Previously, space-division multiplexing has been used to overcome the capacity limit of the current optical transmission systems. Interestingly, they can be used in combination with the current multiplexing techniques and can enhance the transmission capacity based on the propagation modes in the fiber. Consequently, the mode of a single-mode fiber can be converted to a propagation mode of few-mode fibers to realize mode-division multiplexing, whose performance depends on the accuracy and efficiency. Despite the availability of several methods for mode conversion, they have not achieved the desired accuracy and efficiency due to numerous limitations. As such, the development of alternative conversion methods is highly desirable.
Recently, Hokkaido University-based researchers: Tomohiro Maeda (PhD candidate), Professor Atsushi Okamoto, Professor Kazuhisa Ogawa, and Professor Akihisa Tomita developed a new wavefront superposition method for efficient and accurate mode conversion in mode-division multiplexing transmission. This method converted the input beam into the wavefront state comprising of conversion target and radiation modes of the few-mode fiber. Their work is currently published in the research journal, Applied Optics.
Unlike in conventional methods, where the output beam consists of only one conversion target, the output in this method could accommodate higher proportions of the target component. This was attributed to the ability to appropriately determine the weighting for the modes for more efficient conversion. Furthermore, no modal crosstalk was observed in the wavefront superposition method because all the radiation mode components in the output were eliminated by the mode-filtering property of the few-mode fibers.
To validate the feasibility of the proposed method, numerical simulations were used to compare its performance to that of the conventional method under optimal conditions taking into account the effect of the input beam diameter. Specifically, the applicability of the method was evaluated by performing mode conversions for few-mode fibers in large-scale mode-division multiplexing transmission systems supporting 3, 6, 10 and 15 propagation modes. The proposed method recorded the most accurate and relatively efficient mode conversion. For instance, higher efficiency of 2.4dB was reported even at an extremely low modal crosswalk. This higher performance is assumed to be due to the intensity distribution after modulation. Also, it required less attenuation even for the larger intensity of the input beam.

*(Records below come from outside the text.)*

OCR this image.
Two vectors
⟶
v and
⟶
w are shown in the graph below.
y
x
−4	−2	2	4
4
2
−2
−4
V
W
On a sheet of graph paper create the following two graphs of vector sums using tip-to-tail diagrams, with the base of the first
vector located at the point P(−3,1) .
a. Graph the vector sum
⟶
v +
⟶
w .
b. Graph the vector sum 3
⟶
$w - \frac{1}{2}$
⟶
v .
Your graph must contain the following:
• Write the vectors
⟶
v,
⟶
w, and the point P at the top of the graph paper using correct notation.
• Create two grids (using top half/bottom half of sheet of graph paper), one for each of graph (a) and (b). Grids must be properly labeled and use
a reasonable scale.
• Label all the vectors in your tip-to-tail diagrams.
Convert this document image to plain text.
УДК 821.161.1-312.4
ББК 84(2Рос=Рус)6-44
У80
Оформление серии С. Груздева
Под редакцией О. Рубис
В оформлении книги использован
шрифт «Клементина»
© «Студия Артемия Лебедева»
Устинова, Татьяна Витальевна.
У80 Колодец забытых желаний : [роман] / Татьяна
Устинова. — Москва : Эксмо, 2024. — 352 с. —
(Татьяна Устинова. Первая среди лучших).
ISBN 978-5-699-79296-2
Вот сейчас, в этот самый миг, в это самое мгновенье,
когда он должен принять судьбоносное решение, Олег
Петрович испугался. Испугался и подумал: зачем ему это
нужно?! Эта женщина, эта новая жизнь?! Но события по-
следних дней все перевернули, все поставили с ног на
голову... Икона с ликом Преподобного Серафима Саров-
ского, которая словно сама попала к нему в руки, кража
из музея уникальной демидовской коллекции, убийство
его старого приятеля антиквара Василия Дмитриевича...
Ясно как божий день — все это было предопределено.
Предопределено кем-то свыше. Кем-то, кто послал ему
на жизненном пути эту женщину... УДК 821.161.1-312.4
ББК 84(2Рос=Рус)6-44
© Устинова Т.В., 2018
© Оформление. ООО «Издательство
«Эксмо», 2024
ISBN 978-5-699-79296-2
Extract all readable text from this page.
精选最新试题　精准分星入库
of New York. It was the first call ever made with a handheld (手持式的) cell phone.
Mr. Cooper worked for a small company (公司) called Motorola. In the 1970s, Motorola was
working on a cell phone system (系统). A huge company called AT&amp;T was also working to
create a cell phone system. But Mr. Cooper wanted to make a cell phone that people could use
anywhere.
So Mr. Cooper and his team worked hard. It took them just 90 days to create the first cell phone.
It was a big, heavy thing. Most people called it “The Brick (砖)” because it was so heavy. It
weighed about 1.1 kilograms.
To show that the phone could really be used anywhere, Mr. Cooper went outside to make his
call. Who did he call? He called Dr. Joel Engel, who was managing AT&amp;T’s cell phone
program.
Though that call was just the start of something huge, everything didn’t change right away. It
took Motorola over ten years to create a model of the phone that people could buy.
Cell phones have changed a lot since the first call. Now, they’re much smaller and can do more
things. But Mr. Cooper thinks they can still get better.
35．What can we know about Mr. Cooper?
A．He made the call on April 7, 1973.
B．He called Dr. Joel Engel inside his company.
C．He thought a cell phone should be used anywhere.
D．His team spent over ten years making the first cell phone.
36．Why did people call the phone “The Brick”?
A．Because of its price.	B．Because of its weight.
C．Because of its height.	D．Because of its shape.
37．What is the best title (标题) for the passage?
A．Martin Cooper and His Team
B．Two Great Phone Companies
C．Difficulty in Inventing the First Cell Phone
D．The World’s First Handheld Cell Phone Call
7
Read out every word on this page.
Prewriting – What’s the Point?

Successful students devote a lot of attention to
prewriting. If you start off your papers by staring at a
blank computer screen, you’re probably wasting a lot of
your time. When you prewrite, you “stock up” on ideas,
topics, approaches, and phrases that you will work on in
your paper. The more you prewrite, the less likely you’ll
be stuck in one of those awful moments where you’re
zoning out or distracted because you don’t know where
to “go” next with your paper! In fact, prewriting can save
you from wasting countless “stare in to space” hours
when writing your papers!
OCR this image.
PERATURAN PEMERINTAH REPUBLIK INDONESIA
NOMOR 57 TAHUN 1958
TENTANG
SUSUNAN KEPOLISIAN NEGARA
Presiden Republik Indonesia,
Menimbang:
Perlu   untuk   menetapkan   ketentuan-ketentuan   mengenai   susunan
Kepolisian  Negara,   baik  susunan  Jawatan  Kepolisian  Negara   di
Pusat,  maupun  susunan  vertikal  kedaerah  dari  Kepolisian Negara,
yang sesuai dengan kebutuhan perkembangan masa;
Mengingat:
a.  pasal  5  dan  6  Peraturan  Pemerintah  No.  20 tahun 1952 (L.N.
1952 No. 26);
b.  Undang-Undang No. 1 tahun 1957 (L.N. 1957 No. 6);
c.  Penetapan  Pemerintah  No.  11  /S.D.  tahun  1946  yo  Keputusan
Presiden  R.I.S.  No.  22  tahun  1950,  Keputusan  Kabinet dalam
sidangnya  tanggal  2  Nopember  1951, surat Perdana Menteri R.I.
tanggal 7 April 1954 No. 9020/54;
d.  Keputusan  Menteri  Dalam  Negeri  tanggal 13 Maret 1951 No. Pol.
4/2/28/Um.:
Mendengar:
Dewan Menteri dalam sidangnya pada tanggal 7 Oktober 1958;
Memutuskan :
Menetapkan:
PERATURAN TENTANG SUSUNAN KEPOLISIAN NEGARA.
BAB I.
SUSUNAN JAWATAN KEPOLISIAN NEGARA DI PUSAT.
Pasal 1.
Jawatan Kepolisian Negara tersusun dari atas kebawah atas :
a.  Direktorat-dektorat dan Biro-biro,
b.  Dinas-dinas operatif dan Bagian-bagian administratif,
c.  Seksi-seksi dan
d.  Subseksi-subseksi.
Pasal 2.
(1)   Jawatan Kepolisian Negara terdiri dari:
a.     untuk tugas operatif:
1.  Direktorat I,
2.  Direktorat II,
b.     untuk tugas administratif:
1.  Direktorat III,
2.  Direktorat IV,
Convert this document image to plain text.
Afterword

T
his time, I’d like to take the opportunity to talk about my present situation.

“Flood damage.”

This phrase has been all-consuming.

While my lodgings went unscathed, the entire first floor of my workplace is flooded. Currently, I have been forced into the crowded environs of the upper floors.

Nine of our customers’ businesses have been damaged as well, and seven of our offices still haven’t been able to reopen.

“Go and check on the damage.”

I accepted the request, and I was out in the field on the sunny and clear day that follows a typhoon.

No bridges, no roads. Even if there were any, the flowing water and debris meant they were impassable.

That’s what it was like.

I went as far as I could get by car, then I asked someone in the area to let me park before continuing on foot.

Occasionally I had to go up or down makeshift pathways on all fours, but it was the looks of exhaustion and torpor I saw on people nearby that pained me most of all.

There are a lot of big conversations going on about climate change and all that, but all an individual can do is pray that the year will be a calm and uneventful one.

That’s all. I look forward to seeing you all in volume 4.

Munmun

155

It was noteworthy that the output distribution was derived starting from the output of the phase modulation. Based on the findings, the wavefront superposition method is a promising solution for accurate and efficient mode conversation. In a statement to, Advances in Engineering, the authors hope their study will pave the way for exploring better distribution using optimization methods.
Maeda, T., Okamoto, A., Ogawa, K., & Tomita, A. (2019). Wavefront superposition method for accurate and efficient mode conversion. Applied Optics, 58(25), 6899.